One of the factors that the Internal Revenue Service (IRS) takes into account in determining whether or not to grant innocent spouse relief, pursuant to the equitable innocent spouse provisions of Internal Revenue Code (IRC) 6015(f), is whether or not the requesting spouse will suffer economic hardship. Rev. Proc. 2003-61, 2003-2 C.B. 296. Economic hardship occurs where the innocent spouse would not be able to pay reasonable basic living expenses if the tax had to be paid.

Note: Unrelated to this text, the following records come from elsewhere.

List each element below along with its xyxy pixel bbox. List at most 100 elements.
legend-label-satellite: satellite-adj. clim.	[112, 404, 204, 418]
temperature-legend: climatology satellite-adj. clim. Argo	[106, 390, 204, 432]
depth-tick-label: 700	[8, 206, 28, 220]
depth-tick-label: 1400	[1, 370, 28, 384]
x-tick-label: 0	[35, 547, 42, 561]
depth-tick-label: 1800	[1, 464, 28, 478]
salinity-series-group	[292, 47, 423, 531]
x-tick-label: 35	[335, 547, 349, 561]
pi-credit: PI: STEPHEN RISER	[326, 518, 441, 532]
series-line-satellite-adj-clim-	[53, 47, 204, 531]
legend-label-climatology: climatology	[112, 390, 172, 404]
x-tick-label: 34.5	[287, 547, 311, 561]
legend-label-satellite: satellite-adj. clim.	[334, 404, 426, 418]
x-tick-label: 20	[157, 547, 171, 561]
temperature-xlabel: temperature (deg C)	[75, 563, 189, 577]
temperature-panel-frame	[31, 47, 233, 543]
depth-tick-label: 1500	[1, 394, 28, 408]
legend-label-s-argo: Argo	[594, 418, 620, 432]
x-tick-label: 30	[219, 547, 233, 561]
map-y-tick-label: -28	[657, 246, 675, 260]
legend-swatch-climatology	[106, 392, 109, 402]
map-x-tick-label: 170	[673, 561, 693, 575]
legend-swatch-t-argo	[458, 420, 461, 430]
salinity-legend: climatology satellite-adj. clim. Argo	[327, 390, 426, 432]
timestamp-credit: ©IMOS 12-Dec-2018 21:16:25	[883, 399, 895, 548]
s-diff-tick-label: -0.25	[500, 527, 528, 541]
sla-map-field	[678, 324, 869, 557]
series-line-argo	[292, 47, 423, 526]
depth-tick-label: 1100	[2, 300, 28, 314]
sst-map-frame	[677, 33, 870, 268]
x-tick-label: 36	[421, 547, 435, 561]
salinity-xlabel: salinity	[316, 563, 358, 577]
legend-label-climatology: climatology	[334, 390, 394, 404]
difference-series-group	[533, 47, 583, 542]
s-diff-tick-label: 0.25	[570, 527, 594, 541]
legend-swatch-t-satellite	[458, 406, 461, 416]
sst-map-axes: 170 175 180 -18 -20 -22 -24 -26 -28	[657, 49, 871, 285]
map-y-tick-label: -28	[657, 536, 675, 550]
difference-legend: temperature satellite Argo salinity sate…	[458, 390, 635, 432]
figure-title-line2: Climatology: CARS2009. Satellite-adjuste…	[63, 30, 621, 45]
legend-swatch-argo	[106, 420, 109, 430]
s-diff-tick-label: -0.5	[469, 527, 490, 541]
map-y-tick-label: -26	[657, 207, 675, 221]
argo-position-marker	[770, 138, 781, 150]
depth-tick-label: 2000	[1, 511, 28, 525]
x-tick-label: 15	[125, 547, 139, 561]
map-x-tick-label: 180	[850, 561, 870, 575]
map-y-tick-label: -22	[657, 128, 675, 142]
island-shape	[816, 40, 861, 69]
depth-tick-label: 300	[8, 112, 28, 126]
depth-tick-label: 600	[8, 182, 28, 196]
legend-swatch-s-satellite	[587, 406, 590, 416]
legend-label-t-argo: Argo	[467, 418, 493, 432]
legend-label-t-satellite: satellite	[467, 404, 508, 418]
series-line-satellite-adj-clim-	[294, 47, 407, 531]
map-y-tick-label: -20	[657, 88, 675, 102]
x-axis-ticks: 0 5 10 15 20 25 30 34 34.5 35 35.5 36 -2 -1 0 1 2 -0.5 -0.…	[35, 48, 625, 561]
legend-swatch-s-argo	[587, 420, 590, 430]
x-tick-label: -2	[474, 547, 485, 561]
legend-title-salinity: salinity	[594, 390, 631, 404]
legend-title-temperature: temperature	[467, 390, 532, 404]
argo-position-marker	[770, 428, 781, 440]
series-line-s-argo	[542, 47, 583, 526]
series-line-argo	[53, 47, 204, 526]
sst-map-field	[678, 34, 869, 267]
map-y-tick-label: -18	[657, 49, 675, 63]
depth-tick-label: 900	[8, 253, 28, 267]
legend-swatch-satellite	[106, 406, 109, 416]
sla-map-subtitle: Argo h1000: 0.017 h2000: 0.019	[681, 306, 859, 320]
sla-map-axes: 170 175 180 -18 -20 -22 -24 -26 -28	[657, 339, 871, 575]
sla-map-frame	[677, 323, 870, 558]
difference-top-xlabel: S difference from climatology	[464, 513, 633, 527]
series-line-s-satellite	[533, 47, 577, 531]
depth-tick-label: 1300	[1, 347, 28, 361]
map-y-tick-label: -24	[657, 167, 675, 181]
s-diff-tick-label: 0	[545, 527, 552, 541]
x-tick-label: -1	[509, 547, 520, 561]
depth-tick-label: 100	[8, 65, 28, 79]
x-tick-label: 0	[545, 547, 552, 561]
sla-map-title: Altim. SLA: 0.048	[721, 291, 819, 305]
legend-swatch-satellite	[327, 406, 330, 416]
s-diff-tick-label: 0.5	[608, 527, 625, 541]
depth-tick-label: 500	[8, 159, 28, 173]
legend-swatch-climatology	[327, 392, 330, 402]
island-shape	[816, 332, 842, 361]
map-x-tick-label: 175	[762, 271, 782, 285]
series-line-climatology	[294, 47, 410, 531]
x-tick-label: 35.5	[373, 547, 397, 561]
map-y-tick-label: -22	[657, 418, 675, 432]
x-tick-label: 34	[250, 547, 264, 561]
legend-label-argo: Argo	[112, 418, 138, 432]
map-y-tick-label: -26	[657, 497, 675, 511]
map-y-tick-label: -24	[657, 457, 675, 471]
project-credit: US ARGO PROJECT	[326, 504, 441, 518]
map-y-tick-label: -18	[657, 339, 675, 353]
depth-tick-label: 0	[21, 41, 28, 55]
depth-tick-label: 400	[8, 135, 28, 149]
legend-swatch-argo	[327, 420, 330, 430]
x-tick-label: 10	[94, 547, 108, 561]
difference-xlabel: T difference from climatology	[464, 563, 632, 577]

While this rule is well established, in Williams v. Commissioner, T.C. Summ. Op. 2009-19, the Tax Court made a strong taxpayer friendly statement as to how the term economic hardship is to be interpreted. Mrs. Williams had received nearly $500,000 in her divorce settlement. Nevertheless, the Tax Court found that she would suffer economic hardship if the $25,000 tax payment were made. The Tax Court made its determination because the $500,000 was paid to Mrs. Williams’ parents to reimburse them for the amounts that they had lent to her to pay the legal fees incurred in the divorce. It was the IRS position that this money should have been used to pay the taxes, and therefore Mrs. Williams was not an innocent spouse . The Tax Court held that “Taxpayers are not required to choose among which debt to pay for determining economic hardship….”
This is a very important principle, and one which the IRS almost universally overlooks. This statement from the Tax Court could be useful in future cases; however, its value is limited because Williams is a “summary opinion,” and therefore is not legal precedent.